My ears perked up. The Communications Workers of America holds a seat on the National Consumers League’s Board of Directors. My curiosity piqued, I made my way to the back of the plane a little later and struck up a conversation with two US Airways employees. Turns out that the employees haven’t had a raise in years. In fact, they tell me they’ve taken a series of pay cuts over the past decade.

Yes, of course, we all know the airline industry has been hit very hard by the increase in fuel prices, but those same prices have fallen significantly in the past several months, and the airlines are still collecting the same fuel surcharges on international flights. USA Today reported on October 28 that, “Despite lower jet fuel prices, fuel charges on international tickets are much higher than a year ago.” Domestic fares – 60 percent – also have fuel surcharges averaging around $170 a flight, though Southwest Airlines doesn’t tack on a fuel surcharge, and USA Today says US Airways has reduced its domestic flight surcharges by 11 percent, noting that the prices still aren’t coming down in proportion to jet fuel prices. All of this has prompted U.S. Senator Bob Menendez (D-NJ) to write to 11 airline CEOs, asking them to reduce fuel charges as soon as possible. Industry spokespeople defend the increases, arguing that fuel increases were significant and have been dropping only recently.

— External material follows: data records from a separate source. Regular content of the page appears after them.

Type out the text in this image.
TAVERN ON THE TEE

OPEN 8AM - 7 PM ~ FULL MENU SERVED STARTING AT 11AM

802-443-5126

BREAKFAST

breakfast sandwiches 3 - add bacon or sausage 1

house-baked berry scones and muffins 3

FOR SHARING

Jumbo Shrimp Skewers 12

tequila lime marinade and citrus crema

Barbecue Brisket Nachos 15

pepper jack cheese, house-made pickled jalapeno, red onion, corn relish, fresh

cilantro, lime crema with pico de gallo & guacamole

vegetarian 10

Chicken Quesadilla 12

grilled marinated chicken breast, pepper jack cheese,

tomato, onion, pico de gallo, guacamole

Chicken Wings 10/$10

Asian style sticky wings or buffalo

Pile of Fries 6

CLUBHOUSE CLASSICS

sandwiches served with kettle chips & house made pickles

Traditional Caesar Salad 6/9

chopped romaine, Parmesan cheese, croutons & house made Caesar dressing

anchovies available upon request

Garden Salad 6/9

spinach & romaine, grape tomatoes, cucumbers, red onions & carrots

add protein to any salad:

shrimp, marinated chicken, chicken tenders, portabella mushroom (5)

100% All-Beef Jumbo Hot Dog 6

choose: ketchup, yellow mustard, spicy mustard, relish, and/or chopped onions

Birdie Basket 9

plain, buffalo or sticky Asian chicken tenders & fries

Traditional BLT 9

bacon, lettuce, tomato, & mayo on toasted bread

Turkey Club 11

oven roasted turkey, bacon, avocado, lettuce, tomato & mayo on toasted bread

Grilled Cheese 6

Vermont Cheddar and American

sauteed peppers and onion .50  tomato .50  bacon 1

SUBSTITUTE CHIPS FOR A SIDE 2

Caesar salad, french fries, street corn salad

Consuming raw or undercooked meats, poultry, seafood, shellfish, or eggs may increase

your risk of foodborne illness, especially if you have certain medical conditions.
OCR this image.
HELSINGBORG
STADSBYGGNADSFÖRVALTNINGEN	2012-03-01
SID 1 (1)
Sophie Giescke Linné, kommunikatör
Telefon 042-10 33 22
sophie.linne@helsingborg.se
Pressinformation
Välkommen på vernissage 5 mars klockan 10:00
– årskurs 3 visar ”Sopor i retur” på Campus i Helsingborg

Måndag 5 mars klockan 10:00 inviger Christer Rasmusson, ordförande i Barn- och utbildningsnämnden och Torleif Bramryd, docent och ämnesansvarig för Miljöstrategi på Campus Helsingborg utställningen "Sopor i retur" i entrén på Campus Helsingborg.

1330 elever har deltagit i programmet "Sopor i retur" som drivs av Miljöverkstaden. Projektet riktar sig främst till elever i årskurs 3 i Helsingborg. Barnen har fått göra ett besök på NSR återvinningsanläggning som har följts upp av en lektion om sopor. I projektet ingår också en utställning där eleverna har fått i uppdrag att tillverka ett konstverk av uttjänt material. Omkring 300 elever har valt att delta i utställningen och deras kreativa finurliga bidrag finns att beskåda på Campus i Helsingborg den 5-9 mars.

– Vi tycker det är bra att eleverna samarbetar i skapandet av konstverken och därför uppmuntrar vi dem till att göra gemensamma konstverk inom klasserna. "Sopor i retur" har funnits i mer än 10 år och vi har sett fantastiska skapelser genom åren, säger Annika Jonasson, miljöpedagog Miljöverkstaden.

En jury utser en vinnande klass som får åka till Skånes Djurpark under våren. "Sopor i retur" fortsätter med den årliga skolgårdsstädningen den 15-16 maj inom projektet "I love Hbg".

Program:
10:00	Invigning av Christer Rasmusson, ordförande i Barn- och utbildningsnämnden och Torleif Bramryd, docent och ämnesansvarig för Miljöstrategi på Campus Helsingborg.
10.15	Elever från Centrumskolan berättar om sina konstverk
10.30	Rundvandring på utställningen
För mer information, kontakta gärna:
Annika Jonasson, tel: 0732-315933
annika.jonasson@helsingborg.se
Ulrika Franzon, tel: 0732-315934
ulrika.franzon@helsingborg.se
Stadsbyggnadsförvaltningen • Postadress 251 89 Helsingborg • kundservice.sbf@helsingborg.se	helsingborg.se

Meanwhile, US Airways is also pocketing more cash by demanding that consumers pay to check a single bag of luggage, and (talk about cheapskates!) asking me to pay two bucks for a soda! In 2007, US Airways executive William Douglas Parker raked in $5,444,996 in total compensation, according to the Securities and Exchange Commission. While large airlines fuel surcharges are estimated to add $10-20 million a year, neither US Airway employees nor consumers seem to reap the added revenues. If the airlines need to charge more for tickets, do it. But don’t call it a fuel surcharge and double the amount when the cost of fuel is down significant. It is business practices like this – and paying the CEO a 5.5 million-dollar-salary while forcing airline employees to take pay cuts – that make consumers and workers cynical about business.